The Anatomy of Synthetic Thought: The Hidden Cost of Inference
The architecture of large language models (LLMs) like GPT-5.3-Codex-Spark, with its 15x speed and 128k context, is a triumph of engineering but also a stark example of how performance is tightly linked to energy consumption. Each generated token requires measurable energy, and the promise of real-time AI faces the physical limits of semiconductors. The race for more parameters (and thus ‘thinking’ capacity) is a zero-sum game where every gain in intelligence translates into greater dependence on limited resources. NVIDIA’s announcement of Nemotron 3 Nano 30B, promising efficiency, does not solve the fundamental problem: the need for massive infrastructure to support truly ubiquitous AI. The real challenge is not creating smarter models but smarter and sustainable ones.

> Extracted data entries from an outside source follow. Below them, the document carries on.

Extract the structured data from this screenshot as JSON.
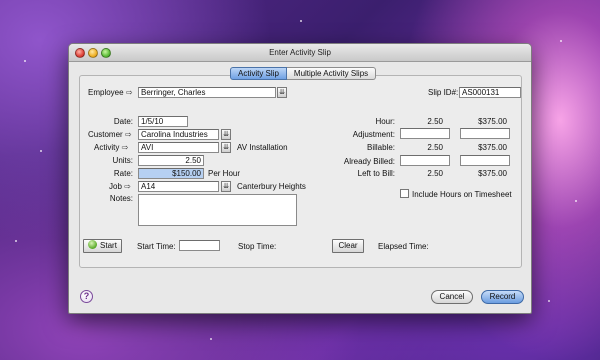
{
  "window": {
    "title": "Enter Activity Slip"
  },
  "tabs": [
    "Activity Slip",
    "Multiple Activity Slips"
  ],
  "employee": {
    "label": "Employee",
    "value": "Berringer, Charles"
  },
  "slip_id": {
    "label": "Slip ID#:",
    "value": "AS000131"
  },
  "date": {
    "label": "Date:",
    "value": "1/5/10"
  },
  "customer": {
    "label": "Customer",
    "value": "Carolina Industries"
  },
  "activity": {
    "label": "Activity",
    "value": "AVI",
    "description": "AV Installation"
  },
  "units": {
    "label": "Units:",
    "value": "2.50"
  },
  "rate": {
    "label": "Rate:",
    "value": "$150.00",
    "unit": "Per Hour"
  },
  "job": {
    "label": "Job",
    "value": "A14",
    "description": "Canterbury Heights"
  },
  "notes": {
    "label": "Notes:",
    "value": ""
  },
  "summary": {
    "hour": {
      "label": "Hour:",
      "units": "2.50",
      "amount": "$375.00"
    },
    "adjustment": {
      "label": "Adjustment:",
      "units": "",
      "amount": ""
    },
    "billable": {
      "label": "Billable:",
      "units": "2.50",
      "amount": "$375.00"
    },
    "already_billed": {
      "label": "Already Billed:",
      "units": "",
      "amount": ""
    },
    "left_to_bill": {
      "label": "Left to Bill:",
      "units": "2.50",
      "amount": "$375.00"
    }
  },
  "include_hours": {
    "label": "Include Hours on Timesheet",
    "checked": false
  },
  "timer": {
    "start_label": "Start",
    "start_time_label": "Start Time:",
    "start_time_value": "",
    "stop_time_label": "Stop Time:",
    "clear_label": "Clear",
    "elapsed_label": "Elapsed Time:"
  },
  "footer": {
    "help_icon": "?",
    "cancel_label": "Cancel",
    "record_label": "Record"
  },
  "icons": {
    "lookup_arrow": "⇨",
    "dropdown": "⇊"
  }
}
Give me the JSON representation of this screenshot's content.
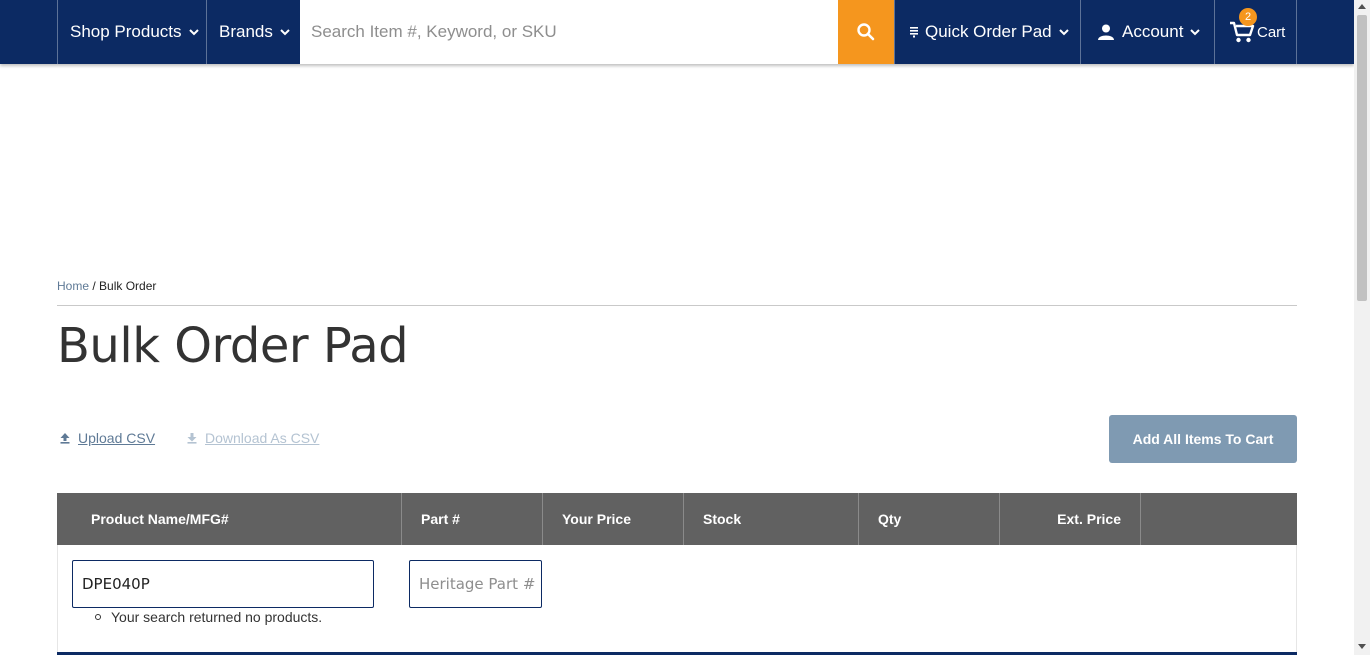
{
  "nav": {
    "shop_label": "Shop Products",
    "brands_label": "Brands",
    "search_placeholder": "Search Item #, Keyword, or SKU",
    "quick_order_label": "Quick Order Pad",
    "account_label": "Account",
    "cart_label": "Cart",
    "cart_count": "2"
  },
  "breadcrumb": {
    "home": "Home",
    "separator": "/",
    "current": "Bulk Order"
  },
  "page_title": "Bulk Order Pad",
  "actions": {
    "upload_csv": "Upload CSV",
    "download_csv": "Download As CSV",
    "add_all": "Add All Items To Cart"
  },
  "table": {
    "columns": [
      "Product Name/MFG#",
      "Part #",
      "Your Price",
      "Stock",
      "Qty",
      "Ext. Price"
    ],
    "row": {
      "mfg_value": "DPE040P",
      "part_placeholder": "Heritage Part #",
      "message": "Your search returned no products."
    }
  },
  "colors": {
    "nav_bg": "#0c2a63",
    "accent_orange": "#f5961e",
    "button_disabled": "#7f9ab2",
    "table_header": "#616161"
  }
}
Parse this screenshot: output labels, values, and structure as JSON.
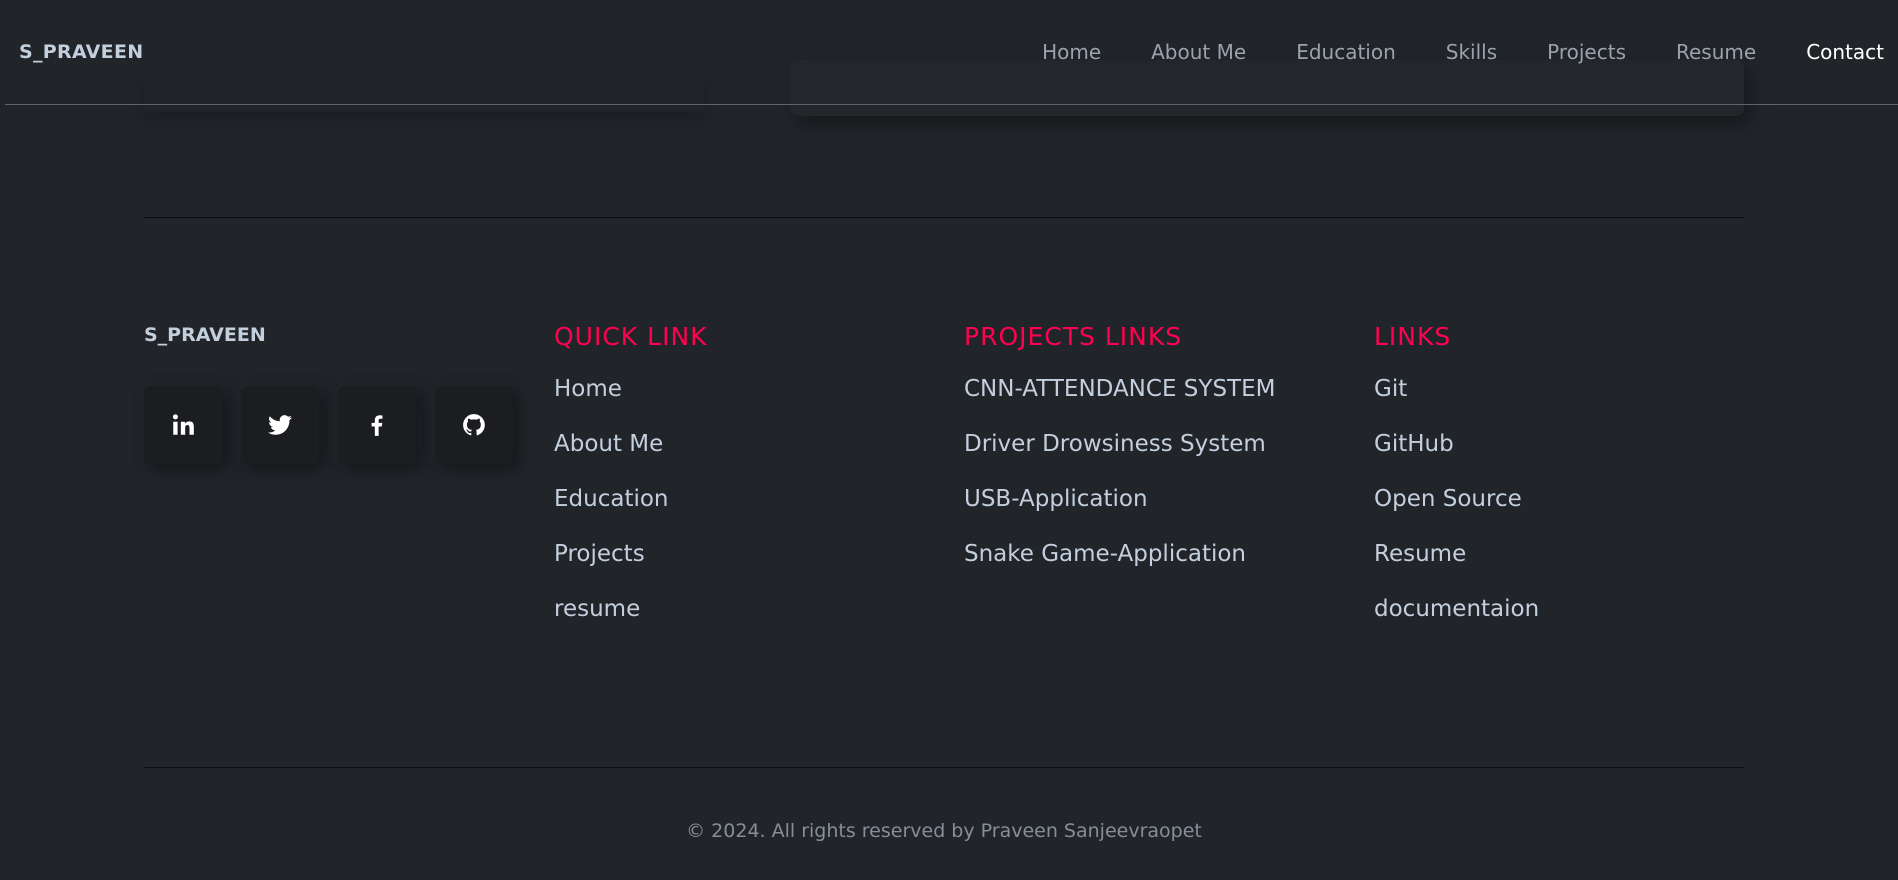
{
  "nav": {
    "brand": "S_PRAVEEN",
    "items": [
      {
        "label": "Home"
      },
      {
        "label": "About Me"
      },
      {
        "label": "Education"
      },
      {
        "label": "Skills"
      },
      {
        "label": "Projects"
      },
      {
        "label": "Resume"
      },
      {
        "label": "Contact"
      }
    ],
    "active": "Contact"
  },
  "footer": {
    "brand": "S_PRAVEEN",
    "social": [
      {
        "icon": "linkedin-icon"
      },
      {
        "icon": "twitter-icon"
      },
      {
        "icon": "facebook-icon"
      },
      {
        "icon": "github-icon"
      }
    ],
    "quick_links": {
      "title": "QUICK LINK",
      "items": [
        "Home",
        "About Me",
        "Education",
        "Projects",
        "resume"
      ]
    },
    "project_links": {
      "title": "PROJECTS LINKS",
      "items": [
        "CNN-ATTENDANCE SYSTEM",
        "Driver Drowsiness System",
        "USB-Application",
        "Snake Game-Application"
      ]
    },
    "links": {
      "title": "LINKS",
      "items": [
        "Git",
        "GitHub",
        "Open Source",
        "Resume",
        "documentaion"
      ]
    },
    "copyright": "© 2024. All rights reserved by Praveen Sanjeevraopet"
  },
  "colors": {
    "background": "#212429",
    "accent": "#ff014f",
    "text": "#c4cfde",
    "muted": "#878e99"
  }
}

The Imperfect Symbiosis: Political Expectations and Material Limits
Mistral’s investment of 1.2 billion euros in data centers in Sweden, as highlighted by Arthur Mensch, is an attempt to create a ‘digital sovereignty’ for Europe but risks being a partial solution. The competition with the United States is not just algorithmic but also about access to raw materials (lithium, cobalt, rare earths) and control over semiconductor supply chains. Market fragmentation, creating national technological enclaves, could lead to incompatible standards and increased costs.
We need to think of Europe as a single market.
The rhetoric of ‘sovereignty’ risks masking structural dependencies on external sources, creating an illusion of control that does not match reality. Europe should stop chasing the United States in terms of computational power and focus on developing high-value-added specific applications that can leverage its unique competencies (such as data management and privacy).
Scenarios and Conclusion: The Age of Computational Moderation
Geoffrey Hinton’s prediction that AI will replace jobs requiring specific skills first is more plausible than it seems. However, the replacement will not be automatic or complete. The lack of high-quality data, difficulty in adapting models to specific contexts, and workers’ resistance to change will inevitably create delays. The real risk is not mass unemployment but labor market polarization, with the creation of an elite of ‘AI engineers’ and a mass of precarious and underpaid workers. It seems clear that we have entered an age of computational moderation, where the exponential growth in AI capabilities will be limited by resource scarcity and the need to address the social and economic consequences of its impact. We should not abandon innovation but orient it towards more realistic and sustainable goals.